A collection is not an array
I’m occassionally irked by the fact that a collection of DOM elements (more formally called a NodeList
) can’t be manipulated like an array, because it isn’t one. However it does look like one, and thinking it is one is a mistake made so often by JavaScript novices that for our upcoming JavaScript Reference I felt it necessary to note this point for every single DOM object that is, or returns, a collection.
You can iterate through a collection like an array:
for(var i=0; i<collection.length; i++)
{
//whatever
}
But you can’t use Array
methods like push()
, splice()
or reverse()
to manipulate it.
Except that you can, if you take the next step and convert it into an array. This is in fact trivial:
function collectionToArray(collection)
{
var ary = [];
for(var i=0, len = collection.length; i < len; i++)
{
ary.push(collection[i]);
}
return ary;
}
The code above is fully cross-browser, and is called with the original collection as an argument:
var elements = collectionToArray(document.getElementsByTagName('*'));
However if you only need to deal with browsers that support native object prototyping (Opera, Firefox and Safari 3) then you can simply create a toArray()
method of NodeList
:
NodeList.prototype.toArray = function()
{
var ary = [];
for(var i=0, len = this.length; i < len; i++)
{
ary.push(this[i]);
}
return ary;
};
Which can then be called as a method of the individual collection:
var elements = document.getElementsByTagName('*').toArray();
There is one obvious disadvantage to this conversion (however it’s done), which is that the resulting array will no longer be a NodeList
. Obvious, yes, but relevant because it has two implications:
- It will lose the properties and methods it inherited from
NodeList
. HoweverNodeList
only has one property (itslength
, which is also available for an array), and one method (theitem()
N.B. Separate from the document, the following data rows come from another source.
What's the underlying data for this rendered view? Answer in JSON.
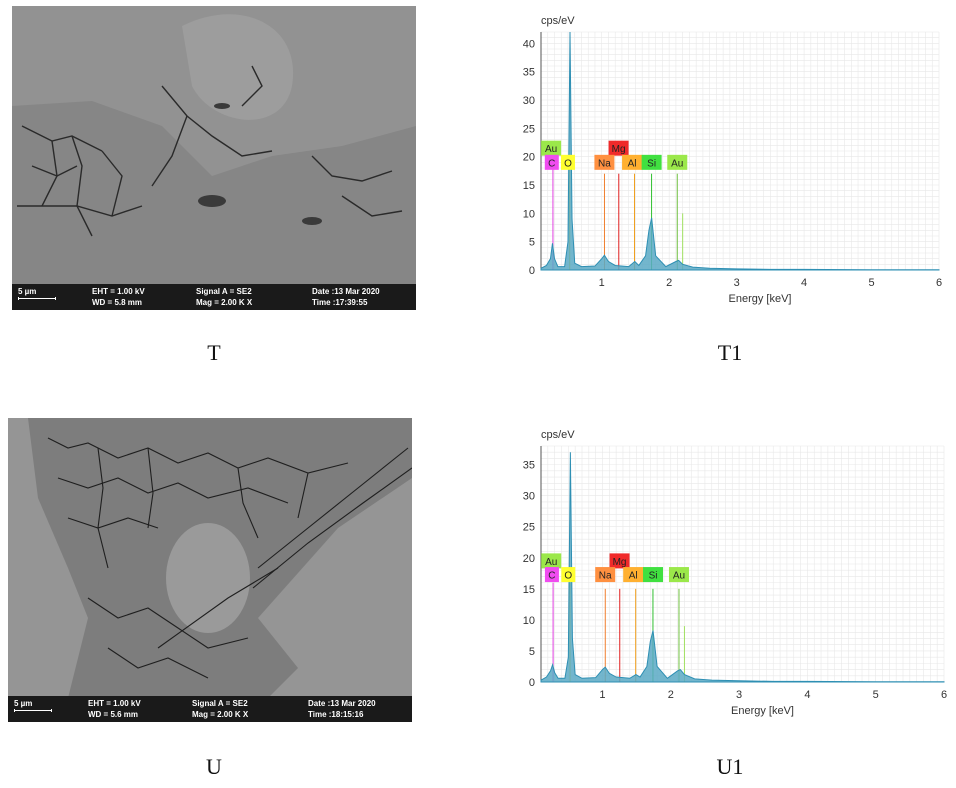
{
  "panels": [
    {
      "caption": "T",
      "sem": {
        "scale": "5 µm",
        "eht": "EHT =  1.00 kV",
        "wd": "WD =  5.8 mm",
        "signal": "Signal A = SE2",
        "mag": "Mag =    2.00 K X",
        "date": "Date :13 Mar 2020",
        "time": "Time :17:39:55"
      }
    },
    {
      "caption": "U",
      "sem": {
        "scale": "5 µm",
        "eht": "EHT =  1.00 kV",
        "wd": "WD =  5.6 mm",
        "signal": "Signal A = SE2",
        "mag": "Mag =    2.00 K X",
        "date": "Date :13 Mar 2020",
        "time": "Time :18:15:16"
      }
    }
  ],
  "chart_data": [
    {
      "caption": "T1",
      "type": "line",
      "ylabel": "cps/eV",
      "xlabel": "Energy [keV]",
      "xlim": [
        0.1,
        6
      ],
      "ylim": [
        0,
        42
      ],
      "xticks": [
        1,
        2,
        3,
        4,
        5,
        6
      ],
      "yticks": [
        0,
        5,
        10,
        15,
        20,
        25,
        30,
        35,
        40
      ],
      "grid": true,
      "fill_color": "#5aa9c4",
      "line_color": "#2e8fb3",
      "x": [
        0.1,
        0.18,
        0.24,
        0.27,
        0.3,
        0.35,
        0.45,
        0.5,
        0.53,
        0.56,
        0.6,
        0.7,
        0.9,
        1.0,
        1.04,
        1.1,
        1.2,
        1.4,
        1.49,
        1.55,
        1.65,
        1.7,
        1.74,
        1.8,
        1.95,
        2.1,
        2.14,
        2.2,
        2.35,
        2.6,
        3.0,
        3.5,
        4.0,
        5.0,
        6.0
      ],
      "series": [
        {
          "values": [
            0.3,
            0.8,
            2,
            4.7,
            2,
            0.6,
            0.6,
            5,
            42,
            9,
            1.2,
            0.6,
            0.7,
            2,
            2.6,
            1.5,
            0.8,
            0.6,
            1.5,
            0.8,
            2.5,
            7,
            9.2,
            2.5,
            0.6,
            1.5,
            1.7,
            1,
            0.5,
            0.3,
            0.2,
            0.1,
            0.1,
            0.05,
            0.05
          ]
        }
      ],
      "element_lines": [
        {
          "label": "C",
          "x": 0.277,
          "color": "#e040e0",
          "height": 19
        },
        {
          "label": "O",
          "x": 0.525,
          "color": "#e0d000",
          "height": 19
        },
        {
          "label": "Na",
          "x": 1.041,
          "color": "#f08030",
          "height": 17
        },
        {
          "label": "Mg",
          "x": 1.253,
          "color": "#e02020",
          "height": 17
        },
        {
          "label": "Al",
          "x": 1.486,
          "color": "#f0a020",
          "height": 17
        },
        {
          "label": "Si",
          "x": 1.739,
          "color": "#30c030",
          "height": 17
        },
        {
          "label": "Au",
          "x": 2.12,
          "color": "#70c040",
          "height": 17
        },
        {
          "label": "Au",
          "x": 2.2,
          "color": "#a0e060",
          "height": 10
        }
      ],
      "annotations": [
        {
          "text": "Au",
          "x": 0.25,
          "y": 21.5,
          "color": "#9be84a"
        },
        {
          "text": "C",
          "x": 0.26,
          "y": 19,
          "color": "#f04cf0"
        },
        {
          "text": "O",
          "x": 0.5,
          "y": 19,
          "color": "#ffff30"
        },
        {
          "text": "Mg",
          "x": 1.25,
          "y": 21.5,
          "color": "#f02a2a"
        },
        {
          "text": "Na",
          "x": 1.04,
          "y": 19,
          "color": "#ff9040"
        },
        {
          "text": "Al",
          "x": 1.45,
          "y": 19,
          "color": "#ffb030"
        },
        {
          "text": "Si",
          "x": 1.74,
          "y": 19,
          "color": "#40e040"
        },
        {
          "text": "Au",
          "x": 2.12,
          "y": 19,
          "color": "#9be84a"
        }
      ]
    },
    {
      "caption": "U1",
      "type": "line",
      "ylabel": "cps/eV",
      "xlabel": "Energy [keV]",
      "xlim": [
        0.1,
        6
      ],
      "ylim": [
        0,
        38
      ],
      "xticks": [
        1,
        2,
        3,
        4,
        5,
        6
      ],
      "yticks": [
        0,
        5,
        10,
        15,
        20,
        25,
        30,
        35
      ],
      "grid": true,
      "fill_color": "#5aa9c4",
      "line_color": "#2e8fb3",
      "x": [
        0.1,
        0.18,
        0.24,
        0.27,
        0.3,
        0.35,
        0.45,
        0.5,
        0.53,
        0.56,
        0.6,
        0.7,
        0.9,
        1.0,
        1.04,
        1.1,
        1.2,
        1.4,
        1.49,
        1.55,
        1.65,
        1.7,
        1.74,
        1.8,
        1.95,
        2.1,
        2.14,
        2.2,
        2.35,
        2.6,
        3.0,
        3.5,
        4.0,
        5.0,
        6.0
      ],
      "series": [
        {
          "values": [
            0.3,
            0.8,
            1.8,
            2.8,
            1.5,
            0.6,
            0.6,
            4,
            37,
            7,
            1.2,
            0.6,
            0.7,
            2,
            2.4,
            1.4,
            0.8,
            0.6,
            1.2,
            0.8,
            2.5,
            6.5,
            8.3,
            2.5,
            0.6,
            1.8,
            2,
            1.2,
            0.5,
            0.3,
            0.2,
            0.1,
            0.1,
            0.05,
            0.05
          ]
        }
      ],
      "element_lines": [
        {
          "label": "C",
          "x": 0.277,
          "color": "#e040e0",
          "height": 16
        },
        {
          "label": "O",
          "x": 0.525,
          "color": "#e0d000",
          "height": 16
        },
        {
          "label": "Na",
          "x": 1.041,
          "color": "#f08030",
          "height": 15
        },
        {
          "label": "Mg",
          "x": 1.253,
          "color": "#e02020",
          "height": 15
        },
        {
          "label": "Al",
          "x": 1.486,
          "color": "#f0a020",
          "height": 15
        },
        {
          "label": "Si",
          "x": 1.739,
          "color": "#30c030",
          "height": 15
        },
        {
          "label": "Au",
          "x": 2.12,
          "color": "#70c040",
          "height": 15
        },
        {
          "label": "Au",
          "x": 2.2,
          "color": "#a0e060",
          "height": 9
        }
      ],
      "annotations": [
        {
          "text": "Au",
          "x": 0.25,
          "y": 19.5,
          "color": "#9be84a"
        },
        {
          "text": "C",
          "x": 0.26,
          "y": 17.3,
          "color": "#f04cf0"
        },
        {
          "text": "O",
          "x": 0.5,
          "y": 17.3,
          "color": "#ffff30"
        },
        {
          "text": "Mg",
          "x": 1.25,
          "y": 19.5,
          "color": "#f02a2a"
        },
        {
          "text": "Na",
          "x": 1.04,
          "y": 17.3,
          "color": "#ff9040"
        },
        {
          "text": "Al",
          "x": 1.45,
          "y": 17.3,
          "color": "#ffb030"
        },
        {
          "text": "Si",
          "x": 1.74,
          "y": 17.3,
          "color": "#40e040"
        },
        {
          "text": "Au",
          "x": 2.12,
          "y": 17.3,
          "color": "#9be84a"
        }
      ]
    }
  ]
}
method, which is usually redundent anyway, since members can still be referred to with square-bracket notation). So this loss is not at all significant - It will no longer be a live collection. A
NodeList
is a reference to a collection of objects, and if that collection changes (for example, elements are added or removed) theNodeList
will automatically update to reflect that change; conversely our array is a static snapshot of the collection at one point in time, and so won’t update in response to changes in the DOM. Depending on your application, that could be significant.